Convenient DNA Hydrogel Synthesis via Self‐Templated Primer‐Driven Isothermal Amplification

Abstract As emerging functional nanomaterials, DNA hydrogels demonstrate considerable potential in clinical diagnosis and treatment. Based on the composition, DNA hydrogels are classified into two distinct categories: those employing DNA molecules as the structural framework (DNA‐framed hydrogels) and those cross‐linked with other framework polymers. DNA‐framed hydrogels demonstrate unique advantages in terms of biocompatibility and immunogenicity. Nevertheless, the lack of functional regulation strategies coupled with excessive preparation costs has significantly hindered research advancement in this field.
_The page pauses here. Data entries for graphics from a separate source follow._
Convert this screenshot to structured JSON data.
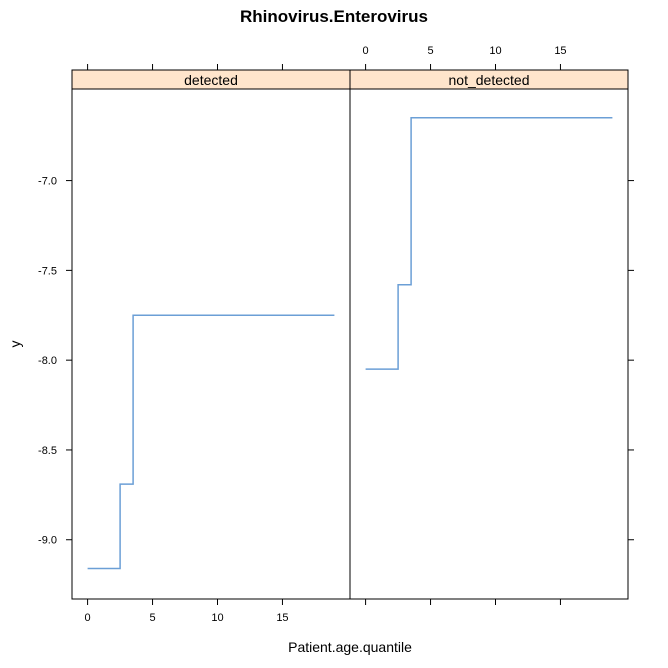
{
  "chart_data": {
    "type": "line",
    "title": "Rhinovirus.Enterovirus",
    "xlabel": "Patient.age.quantile",
    "ylabel": "y",
    "xlim": [
      -1.2,
      20.2
    ],
    "ylim": [
      -9.33,
      -6.49
    ],
    "x_ticks": [
      0,
      5,
      10,
      15
    ],
    "y_ticks": [
      -9.0,
      -8.5,
      -8.0,
      -7.5,
      -7.0
    ],
    "y_tick_labels": [
      "-9.0",
      "-8.5",
      "-8.0",
      "-7.5",
      "-7.0"
    ],
    "grid": false,
    "line_color": "#6b9fd6",
    "strip_color": "#ffe5cc",
    "panels": [
      {
        "strip": "detected",
        "x": [
          0,
          2.5,
          2.5,
          3.5,
          3.5,
          19
        ],
        "y": [
          -9.16,
          -9.16,
          -8.69,
          -8.69,
          -7.75,
          -7.75
        ]
      },
      {
        "strip": "not_detected",
        "x": [
          0,
          2.5,
          2.5,
          3.5,
          3.5,
          19
        ],
        "y": [
          -8.05,
          -8.05,
          -7.58,
          -7.58,
          -6.65,
          -6.65
        ]
      }
    ]
  }
}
To address these limitations, a self‐templated primer is specifically designed. Remarkably, without template addition, at merely 50 n m , this primer can immediately trigger ultrafast nucleic acid tandem repeat replication at 65 °C, and the reaction completes in ≈30 min. Through the analysis of the reaction mechanism, it is demonstrated that this efficient isothermal amplification strategy is suitable for large‐scale production of DNA nanomaterials. In addition, due to their relatively short length (e.g., 12 nt), self‐templated primers can be easily integrated into DNA self‐assembly modules to prepare strength adjustable and multifunctional DNA‐framed hydrogels for therapeutic applications (e.g., bone tissue regeneration).